I provided a presentation about the Data Conservancy (the name of our DataNet award) that focused on the proposal elements and initial technical architecture. The most important point that I had mentioned was there are significant unknowns and research questions related to data curation infrastructure, particularly related to storage systems. It is tempting to assume that storage is storage and one can simply deposit large amounts of complex scientific data onto storage systems to complete the curation process, but nothing could be further from the truth. Storage is a necessary but far from sufficient condition.
Even at the storage layer, there are fundamental questions regarding failure rates, large-scale system performance, interfaces with preservation and access systems, etc. There are several vendors within the storage hardware and software sector so the ability to span across different vendors is an important consideration as well. More recently, cloud-based storage (and associated services) have become more available as options.
One of the key questions for the Data Conservancy will be comparative advantage. That is, how we do leverage the expertise and capabilities of partners, including commercial storage providers, while focusing on our core areas of expertise such as preservation policies, processes and actions. This type of question could be explored through PASIG.

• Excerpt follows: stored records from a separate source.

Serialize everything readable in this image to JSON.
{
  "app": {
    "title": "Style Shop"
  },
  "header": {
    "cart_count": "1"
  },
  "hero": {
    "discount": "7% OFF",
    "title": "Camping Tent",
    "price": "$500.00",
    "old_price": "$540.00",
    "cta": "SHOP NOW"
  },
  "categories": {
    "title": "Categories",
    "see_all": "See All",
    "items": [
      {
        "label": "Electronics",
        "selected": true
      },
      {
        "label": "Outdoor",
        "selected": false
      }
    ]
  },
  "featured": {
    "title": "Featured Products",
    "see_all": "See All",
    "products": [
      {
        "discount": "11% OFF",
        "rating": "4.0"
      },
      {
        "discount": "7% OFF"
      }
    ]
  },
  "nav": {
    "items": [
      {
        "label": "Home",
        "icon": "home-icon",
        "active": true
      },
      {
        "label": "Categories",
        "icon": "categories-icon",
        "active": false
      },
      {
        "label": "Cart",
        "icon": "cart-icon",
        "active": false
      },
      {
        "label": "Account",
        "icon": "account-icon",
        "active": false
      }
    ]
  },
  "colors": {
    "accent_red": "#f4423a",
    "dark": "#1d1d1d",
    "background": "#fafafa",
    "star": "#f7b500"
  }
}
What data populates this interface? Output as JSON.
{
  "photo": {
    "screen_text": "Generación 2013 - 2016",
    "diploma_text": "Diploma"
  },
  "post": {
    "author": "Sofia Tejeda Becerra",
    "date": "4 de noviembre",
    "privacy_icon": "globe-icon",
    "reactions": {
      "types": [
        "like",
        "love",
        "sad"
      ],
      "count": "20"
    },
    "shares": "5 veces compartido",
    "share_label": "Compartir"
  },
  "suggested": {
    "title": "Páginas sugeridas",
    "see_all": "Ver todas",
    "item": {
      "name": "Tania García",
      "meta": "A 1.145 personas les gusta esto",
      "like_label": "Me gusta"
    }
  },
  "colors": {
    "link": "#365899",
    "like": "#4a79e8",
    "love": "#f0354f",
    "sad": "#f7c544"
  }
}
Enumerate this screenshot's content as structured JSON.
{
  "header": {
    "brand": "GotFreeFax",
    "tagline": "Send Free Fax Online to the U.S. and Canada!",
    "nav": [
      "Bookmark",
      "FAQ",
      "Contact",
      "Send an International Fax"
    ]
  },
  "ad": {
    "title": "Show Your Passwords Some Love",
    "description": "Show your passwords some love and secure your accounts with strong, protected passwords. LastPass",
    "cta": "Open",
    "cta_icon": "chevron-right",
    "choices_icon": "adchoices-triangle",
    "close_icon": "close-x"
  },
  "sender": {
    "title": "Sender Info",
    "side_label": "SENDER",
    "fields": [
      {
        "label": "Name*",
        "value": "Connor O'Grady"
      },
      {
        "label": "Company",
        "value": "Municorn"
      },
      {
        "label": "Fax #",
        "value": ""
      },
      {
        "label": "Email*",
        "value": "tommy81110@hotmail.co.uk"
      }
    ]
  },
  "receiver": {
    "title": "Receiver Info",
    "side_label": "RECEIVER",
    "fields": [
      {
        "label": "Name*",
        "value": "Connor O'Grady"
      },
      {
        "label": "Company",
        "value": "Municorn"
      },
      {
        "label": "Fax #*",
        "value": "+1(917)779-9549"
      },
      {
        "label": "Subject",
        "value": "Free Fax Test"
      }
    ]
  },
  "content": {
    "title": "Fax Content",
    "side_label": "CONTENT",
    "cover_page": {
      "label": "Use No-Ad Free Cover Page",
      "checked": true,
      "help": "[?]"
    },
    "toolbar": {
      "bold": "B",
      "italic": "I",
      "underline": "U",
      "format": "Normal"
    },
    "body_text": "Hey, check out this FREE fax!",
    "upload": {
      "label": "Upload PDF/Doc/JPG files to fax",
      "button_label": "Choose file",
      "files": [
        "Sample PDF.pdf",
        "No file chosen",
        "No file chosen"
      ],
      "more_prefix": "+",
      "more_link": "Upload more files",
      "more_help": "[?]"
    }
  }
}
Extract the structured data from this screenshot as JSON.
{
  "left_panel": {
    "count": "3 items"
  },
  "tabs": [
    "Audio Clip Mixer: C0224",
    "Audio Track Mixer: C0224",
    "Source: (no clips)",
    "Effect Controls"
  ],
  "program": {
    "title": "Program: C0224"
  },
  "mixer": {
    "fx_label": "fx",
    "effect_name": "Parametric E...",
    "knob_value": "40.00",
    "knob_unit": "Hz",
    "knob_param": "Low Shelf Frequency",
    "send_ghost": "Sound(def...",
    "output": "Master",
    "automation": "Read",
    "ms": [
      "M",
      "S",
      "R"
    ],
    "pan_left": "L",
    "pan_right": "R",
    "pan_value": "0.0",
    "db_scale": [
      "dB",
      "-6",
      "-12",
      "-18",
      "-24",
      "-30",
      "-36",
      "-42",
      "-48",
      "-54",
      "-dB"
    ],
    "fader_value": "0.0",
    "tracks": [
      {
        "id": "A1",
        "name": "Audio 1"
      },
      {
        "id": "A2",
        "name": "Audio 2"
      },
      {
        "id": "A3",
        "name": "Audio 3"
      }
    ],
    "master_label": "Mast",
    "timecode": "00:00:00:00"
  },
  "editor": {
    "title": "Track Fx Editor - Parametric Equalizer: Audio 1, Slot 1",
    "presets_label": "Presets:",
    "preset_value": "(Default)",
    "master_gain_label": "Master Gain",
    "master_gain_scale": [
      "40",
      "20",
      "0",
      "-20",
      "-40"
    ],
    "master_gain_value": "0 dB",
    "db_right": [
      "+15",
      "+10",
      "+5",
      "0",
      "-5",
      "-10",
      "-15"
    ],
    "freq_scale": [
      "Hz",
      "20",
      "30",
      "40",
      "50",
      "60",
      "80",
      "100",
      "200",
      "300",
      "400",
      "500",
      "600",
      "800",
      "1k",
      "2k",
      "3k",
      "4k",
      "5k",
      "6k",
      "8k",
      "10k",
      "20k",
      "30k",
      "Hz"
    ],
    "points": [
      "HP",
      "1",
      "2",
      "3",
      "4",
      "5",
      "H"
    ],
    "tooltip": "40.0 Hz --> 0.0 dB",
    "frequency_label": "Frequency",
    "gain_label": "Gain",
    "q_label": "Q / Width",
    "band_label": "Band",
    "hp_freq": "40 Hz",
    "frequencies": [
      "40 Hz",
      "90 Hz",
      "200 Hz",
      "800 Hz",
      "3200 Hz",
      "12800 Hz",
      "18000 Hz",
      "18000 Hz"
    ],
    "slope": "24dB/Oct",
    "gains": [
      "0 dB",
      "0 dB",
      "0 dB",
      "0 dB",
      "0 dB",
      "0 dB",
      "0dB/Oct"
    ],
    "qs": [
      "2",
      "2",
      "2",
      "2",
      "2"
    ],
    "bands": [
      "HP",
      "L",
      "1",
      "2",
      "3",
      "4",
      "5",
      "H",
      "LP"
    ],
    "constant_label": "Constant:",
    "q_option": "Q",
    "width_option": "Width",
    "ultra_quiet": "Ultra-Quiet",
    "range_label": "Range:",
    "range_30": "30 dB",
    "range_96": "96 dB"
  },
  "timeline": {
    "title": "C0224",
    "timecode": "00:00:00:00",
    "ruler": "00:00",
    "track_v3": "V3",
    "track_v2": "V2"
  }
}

Both educational and commercial institutions have presented their technology offerings for preservation and archiving through PASIG, which has been helpful in terms of developing a better understanding of the landscape. However, it is my hope that PASIG (and other digital preservation meetings) start to address the "ecological" view of infrastructure development. No single institution will develop the capacity to curate all scientific data, so it's critical for our community to consider the distributed nature of curation, including storage systems. As we build out our local node of infrastructure at Johns Hopkins through the Data Conservancy, we will undoubtedly need to find ways to integrate and connect with other nodes of infrastructure.